Passing along the beautiful road way from Brussels to Antwerp Belgium, the peaceful fields along the highway belies
the
tragedy suffered by the German onslaught of World War II. Driving the car was our host Roger DePorter, a vowed
opponent of the WWII Nazi regime. The nearby forest where Nazi tanks burst through the picturesque woodlands
became a house hold word called simply the Battle of the Bulge.
The German invasion of this great country was one of contradiction because the Belgium people were in the
horrible zone that contained many citizens who could not escape. Then the endless marching of Nazi troops that occupied
their land was a threat to anyone or anything in their way. The dilemma of senseless murders by the Nazis was accented by
countless raids by the Allied air forces out of England with their necessary daily bombing of enemy targets there. This also
killed many innocent people of Belgium plus the heavy damage to the German military. However, the will of the people of
Belgium did not falter.
At the time, DePorter was a young university student that couldn’t stand what he saw. He borrowed his father’s new
car and together with a friend headed to the border of France to join the French army. Soon he was stopped by the British
road block. DePorter explained he wanted to go fight the Nazis with the French army. “Too late”, they said. Germans had
taken France and they were everywhere. At that point they confiscated the new automobile and bid them good bye and
advised them to travel by foot only at night on their way back home. They did and ate only rutabagas stolen from gardens to
sustain their long walk back. (After the war the Brits honored his receipt he kept all those years and he got a new car).
Soon he learned that one of his university professors was secretly organizing a branch of the Belgium Underground, a
formidable subversive force that continually disrupted Nazi activities by night while they carried on normal duties of school or
employment during the day. He gladly joined the group and survived the entire war while serving with this fantastic group of
heroes.
He drove us through an opulent subdivision of two and three story homes in Brussels. It was similar to the expensive
homes in cities like Houston. DePorter pointed out a particular attractive home and quietly told us that it housed the dreaded
Nazi Gestapo headquarters during the war; “But, we ‘took them out’ one night and got all their weapons and documents.”
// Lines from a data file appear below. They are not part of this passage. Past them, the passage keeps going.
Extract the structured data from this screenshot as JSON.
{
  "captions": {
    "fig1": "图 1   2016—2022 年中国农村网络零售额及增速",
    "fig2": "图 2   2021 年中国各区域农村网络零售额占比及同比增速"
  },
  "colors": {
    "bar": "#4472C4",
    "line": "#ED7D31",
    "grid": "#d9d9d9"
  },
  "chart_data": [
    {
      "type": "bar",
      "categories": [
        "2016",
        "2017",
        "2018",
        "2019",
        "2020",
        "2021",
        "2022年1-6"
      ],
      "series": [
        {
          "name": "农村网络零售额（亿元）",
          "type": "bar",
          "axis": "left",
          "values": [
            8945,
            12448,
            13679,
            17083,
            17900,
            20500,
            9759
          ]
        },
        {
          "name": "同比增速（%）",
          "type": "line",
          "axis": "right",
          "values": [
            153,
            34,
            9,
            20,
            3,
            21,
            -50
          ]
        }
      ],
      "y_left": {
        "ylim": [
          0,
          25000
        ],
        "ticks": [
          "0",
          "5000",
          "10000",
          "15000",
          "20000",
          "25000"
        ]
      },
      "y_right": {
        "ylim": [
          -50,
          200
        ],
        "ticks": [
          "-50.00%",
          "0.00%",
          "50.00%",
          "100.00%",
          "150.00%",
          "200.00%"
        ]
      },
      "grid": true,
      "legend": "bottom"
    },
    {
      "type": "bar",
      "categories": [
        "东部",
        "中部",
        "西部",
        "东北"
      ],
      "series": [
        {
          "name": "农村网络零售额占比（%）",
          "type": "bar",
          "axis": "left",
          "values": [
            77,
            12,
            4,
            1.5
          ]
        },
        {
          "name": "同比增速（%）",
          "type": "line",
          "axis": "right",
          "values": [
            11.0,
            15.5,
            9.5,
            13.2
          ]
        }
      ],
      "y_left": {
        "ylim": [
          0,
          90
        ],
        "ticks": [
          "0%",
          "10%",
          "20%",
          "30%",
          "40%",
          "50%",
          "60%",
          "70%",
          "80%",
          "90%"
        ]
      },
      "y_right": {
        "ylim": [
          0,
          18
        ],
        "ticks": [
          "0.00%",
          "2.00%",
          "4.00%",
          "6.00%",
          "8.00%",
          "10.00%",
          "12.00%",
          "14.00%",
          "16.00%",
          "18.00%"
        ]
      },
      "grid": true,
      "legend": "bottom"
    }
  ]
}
Then we drove by one of the concentration camps still complete with high chain length fences and knarled razor wire.“A lot of our friends in The Underground were captured and placed there. None survived.” The dismal grounds remain as a
reminder to those that passed here of the hardships endured. All the while, there were still two allied tanks poised at the gate
entrance as symbols of defiance.
Since the secret meetings were often held in the basement of the professor’s home, there was always a small light
shining on the front door. One night near the end of the war, at a prescribed time, DePorter rode his bicycle by the house for
a
meeting but noticed the light was out. He stopped in the next block, got off his bicycle and pretended to tie his shoes. He
had
noticed a suspicious person slowly walking toward him. The man didn’t stop or look at him. He said he could feel the hair
stand up on his neck when the stranger said, “They got the professor”, and passed on by without a glance at DePorter.
No telling what the professor went through during the remaining months of the war but not a single name of Underground
agents was revealed. As the Nazis were pulling out of Belgium, troops rushed where they held the professor only to find he had
been shot and killed a few minutes earlier.
After the war’s end, DePorter was so highly decorated that he was offered any job of his choosing in the Belgium
command. He chose the mayor ship of Stanleyville, Africa in the Belgium Congo and served many years there. Roger DePorter
has passed away and some of this story might now be repeated. I was honored with his confidence in me that I might be one to
shake the hand of truly a patriot and hero of the times.